BRUSSELS — Europe’s transition to digital technology is likely to be slower than it has been Stateside, according to a report prepared by consultants Arthur Andersen.
The report, commissioned by the pubcaster-funded European Broadcasting Union (EBU), suggests that widespread adoption of digital will take longer than expected, despite the hype from EU broadcasters about the revolutionary nature of the technology.
“The current digital infrastructure suggests that widespread adoption of digital services is likely to be quite slow.
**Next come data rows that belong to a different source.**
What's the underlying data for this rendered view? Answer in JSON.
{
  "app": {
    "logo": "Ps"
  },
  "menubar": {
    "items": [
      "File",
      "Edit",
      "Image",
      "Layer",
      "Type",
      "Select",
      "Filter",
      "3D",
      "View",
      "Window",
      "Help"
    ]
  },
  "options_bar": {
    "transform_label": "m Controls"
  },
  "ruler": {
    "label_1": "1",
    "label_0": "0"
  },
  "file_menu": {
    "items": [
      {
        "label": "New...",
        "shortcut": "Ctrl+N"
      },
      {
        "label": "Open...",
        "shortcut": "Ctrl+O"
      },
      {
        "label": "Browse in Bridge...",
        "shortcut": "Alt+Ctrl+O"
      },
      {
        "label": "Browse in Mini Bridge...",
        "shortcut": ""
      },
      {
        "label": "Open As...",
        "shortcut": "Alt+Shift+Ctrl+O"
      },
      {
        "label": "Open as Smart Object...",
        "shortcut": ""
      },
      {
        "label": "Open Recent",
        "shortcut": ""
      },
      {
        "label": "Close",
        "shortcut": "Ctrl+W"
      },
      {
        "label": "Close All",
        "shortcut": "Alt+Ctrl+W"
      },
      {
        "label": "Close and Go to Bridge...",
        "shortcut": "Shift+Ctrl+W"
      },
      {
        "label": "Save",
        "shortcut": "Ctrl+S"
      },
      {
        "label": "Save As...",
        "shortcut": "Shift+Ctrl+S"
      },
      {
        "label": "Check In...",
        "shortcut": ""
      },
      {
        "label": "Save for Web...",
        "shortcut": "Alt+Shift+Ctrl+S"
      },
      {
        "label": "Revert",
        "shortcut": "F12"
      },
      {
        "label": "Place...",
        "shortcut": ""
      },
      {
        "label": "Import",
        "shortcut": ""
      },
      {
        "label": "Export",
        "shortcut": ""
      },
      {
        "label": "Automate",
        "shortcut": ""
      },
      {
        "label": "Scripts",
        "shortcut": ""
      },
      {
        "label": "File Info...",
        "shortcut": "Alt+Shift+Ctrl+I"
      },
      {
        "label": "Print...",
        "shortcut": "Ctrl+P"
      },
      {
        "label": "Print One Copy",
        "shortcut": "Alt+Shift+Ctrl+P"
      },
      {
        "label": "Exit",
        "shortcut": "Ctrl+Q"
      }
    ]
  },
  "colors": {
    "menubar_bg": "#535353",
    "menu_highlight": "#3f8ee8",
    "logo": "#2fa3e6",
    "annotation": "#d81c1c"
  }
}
Our analysis indicates that digital broadcasting will not be the revolution that many commentators believe it will be, and its adoption across Europe may more closely resemble the growth of pay TV over the past 10 to 15 years,” said the report.
Cause for concern
It also indicates that alarm expressed by some European cultural commentators about “excessive” expenditure on U.S. films and TV programs is misplaced. “Many quarters express concern over the strength of U.S. programs in U.S. markets,” said Niall Duffy, principal author of the report. “In reality, only (euro) 2 billion, 11% of total spending, is spent on these programs.”
Despite digital’s potential to offer consumers multiple channels and interactive services, increasing the convergence between film, TV, video and Internet industries, the EBU study indicates that plans for mass-market TV services were advanced in only a few European markets.
The report concludes that even as the market for digital TV services in Europe becomes established, it will continue to be the traditional public service broadcasters along with ITV in the UK and TF1 in France who will drive investment in new European television production.
European expenditure on programming was $21 billion in 1996, a 28% increase in real terms since 1990. Of this, 66% was produced by traditional public broadcasters.